Hearing Rev. Dr. Hunter’s recollection of the abuse her parishioner Molly suffered, the representative lay and faith leaders from six religious communities nodded in unison, agreeing that these cases are all too frequent and familiar. According to Rev. Dr. Hunter, director of Safe Havens Interfaith Partnership Against Domestic Violence and Elder Abuse, and her associate director at Safe Havens, Alyson Morse Katzman, 11 percent of older Americans report experiencing elder abuse every year, which includes willful abandonment or neglect as well as physical, sexual, emotional, spiritual, and financial abuse. “And that number doesn’t include people who are afraid to report because they live with their abuser or don’t understand the abuse because of dementia,” added Cantor Josh Perlman of B’nai Israel.
The crucial role of those in faith communities is a unique one. In a recent poll, 50 percent of adults age 60 and older attend religious services weekly. This places faith communities that maintain contact with their older congregants in the perfect position to help prevent and/or intervene earlier in cases of elder abuse. The most important reason for faith community training and awareness, however, has to do with survivors and victims themselves, according to Tovah Kasdin, Director of the ElderSAFE™ Center at Charles E. Smith Life Communities. “For many elder victims (particularly older women and women in underserved communities) faith is a critical resource, a pillar of identity and community, and an essential element in decision-making and healing,” said Kasdin. “They know and trust faith community leaders and members.”

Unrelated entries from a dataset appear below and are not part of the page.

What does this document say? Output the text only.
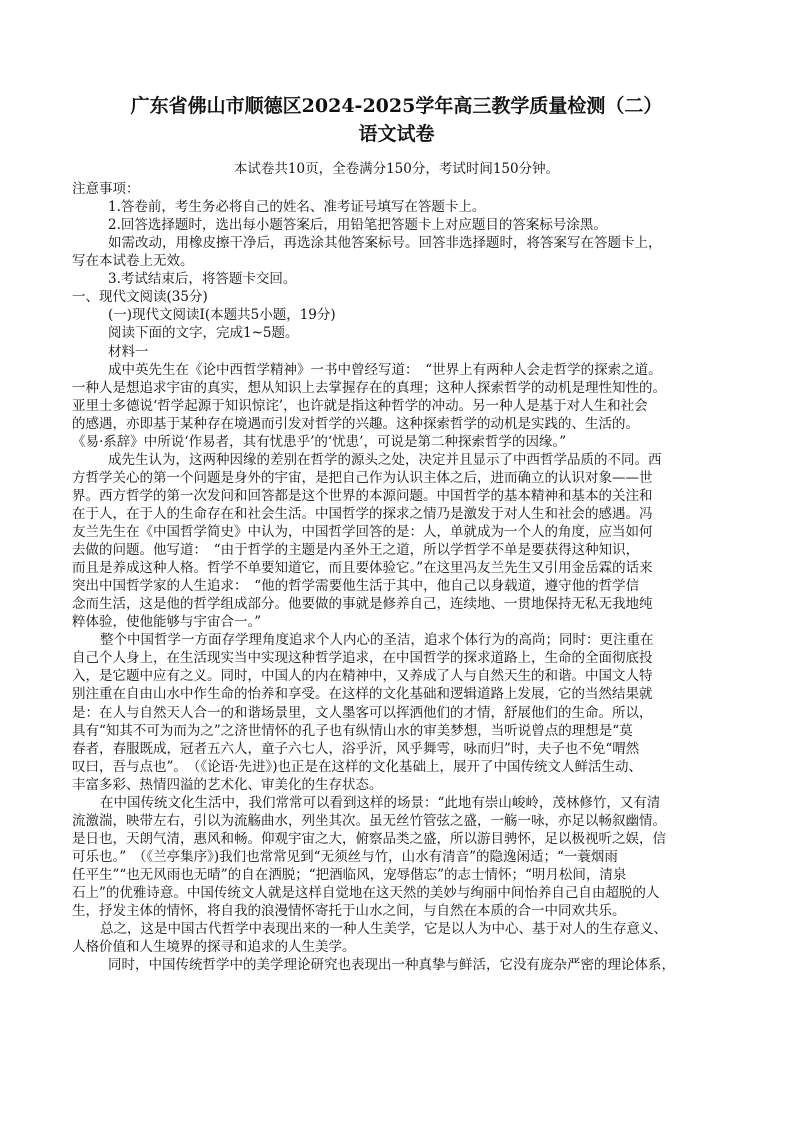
广东省佛山市顺德区2024-2025学年高三教学质量检测（二）
语文试卷
本试卷共10页，全卷满分150分，考试时间150分钟。
注意事项：
1.答卷前，考生务必将自己的姓名、准考证号填写在答题卡上。
2.回答选择题时，选出每小题答案后，用铅笔把答题卡上对应题目的答案标号涂黑。
如需改动，用橡皮擦干净后，再选涂其他答案标号。回答非选择题时，将答案写在答题卡上，
写在本试卷上无效。
3.考试结束后，将答题卡交回。
一、现代文阅读(35分)
(一)现代文阅读Ⅰ(本题共5小题，19分)
阅读下面的文字，完成1~5题。
材料一
成中英先生在《论中西哲学精神》一书中曾经写道：　“世界上有两种人会走哲学的探索之道。
一种人是想追求宇宙的真实，想从知识上去掌握存在的真理；这种人探索哲学的动机是理性知性的。
亚里士多德说‘哲学起源于知识惊诧’，也许就是指这种哲学的冲动。另一种人是基于对人生和社会
的感遇，亦即基于某种存在境遇而引发对哲学的兴趣。这种探索哲学的动机是实践的、生活的。
《易·系辞》中所说‘作易者，其有忧患乎’的‘忧患’，可说是第二种探索哲学的因缘。”
成先生认为，这两种因缘的差别在哲学的源头之处，决定并且显示了中西哲学品质的不同。西
方哲学关心的第一个问题是身外的宇宙，是把自己作为认识主体之后，进而确立的认识对象——世
界。西方哲学的第一次发问和回答都是这个世界的本源问题。中国哲学的基本精神和基本的关注和
在于人，在于人的生命存在和社会生活。中国哲学的探求之情乃是激发于对人生和社会的感遇。冯
友兰先生在《中国哲学简史》中认为，中国哲学回答的是：人，单就成为一个人的角度，应当如何
去做的问题。他写道：　“由于哲学的主题是内圣外王之道，所以学哲学不单是要获得这种知识，
而且是养成这种人格。哲学不单要知道它，而且要体验它。”在这里冯友兰先生又引用金岳霖的话来
突出中国哲学家的人生追求：　“他的哲学需要他生活于其中，他自己以身载道，遵守他的哲学信
念而生活，这是他的哲学组成部分。他要做的事就是修养自己，连续地、一贯地保持无私无我地纯
粹体验，使他能够与宇宙合一。”
整个中国哲学一方面存学理角度追求个人内心的圣洁，追求个体行为的高尚；同时：更注重在
自己个人身上，在生活现实当中实现这种哲学追求，在中国哲学的探求道路上，生命的全面彻底投
入，是它题中应有之义。同时，中国人的内在精神中，又养成了人与自然天生的和谐。中国文人特
别注重在自由山水中作生命的怡养和享受。在这样的文化基础和逻辑道路上发展，它的当然结果就
是：在人与自然天人合一的和谐场景里，文人墨客可以挥洒他们的才情，舒展他们的生命。所以，
具有“知其不可为而为之”之济世情怀的孔子也有纵情山水的审美梦想，当听说曾点的理想是“莫
春者，春服既成，冠者五六人，童子六七人，浴乎沂，风乎舞雩，咏而归”时，夫子也不免“喟然
叹曰，吾与点也”。　（《论语·先进》)也正是在这样的文化基础上，展开了中国传统文人鲜活生动、
丰富多彩、热情四溢的艺术化、审美化的生存状态。
在中国传统文化生活中，我们常常可以看到这样的场景：“此地有崇山峻岭，茂林修竹，又有清
流激湍，映带左右，引以为流觞曲水，列坐其次。虽无丝竹管弦之盛，一觞一咏，亦足以畅叙幽情。
是日也，天朗气清，惠风和畅。仰观宇宙之大，俯察品类之盛，所以游目骋怀，足以极视听之娱，信
可乐也。”　（《兰亭集序》)我们也常常见到“无须丝与竹，山水有清音”的隐逸闲适；“一蓑烟雨
任平生”“也无风雨也无晴”的自在洒脱；“把酒临风，宠辱偕忘”的志士情怀；“明月松间，清泉
石上”的优雅诗意。中国传统文人就是这样自觉地在这天然的美妙与绚丽中间怡养自己自由超脱的人
生，抒发主体的情怀，将自我的浪漫情怀寄托于山水之间，与自然在本质的合一中同欢共乐。
总之，这是中国古代哲学中表现出来的一种人生美学，它是以人为中心、基于对人的生存意义、
人格价值和人生境界的探寻和追求的人生美学。
同时，中国传统哲学中的美学理论研究也表现出一种真挚与鲜活，它没有庞杂严密的理论体系，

The year-long project will incorporate a second live training for faith and lay leaders and ongoing technical assistance and support, to help congregations work effectively in recognizing elder abuse signs and appropriate interventions in their aging faith communities. Alyson Morse Katzman emphasized the importance of the representatives around the table. “This interfaith idea is helping us build a movement. It’s not just the Jewish community, or the Catholic community, or the Muslim community,” she said. “You are not going to leave as experts – but we hope to send you back to your congregations ready to recognize and respond to elder abuse and refer victims to services.”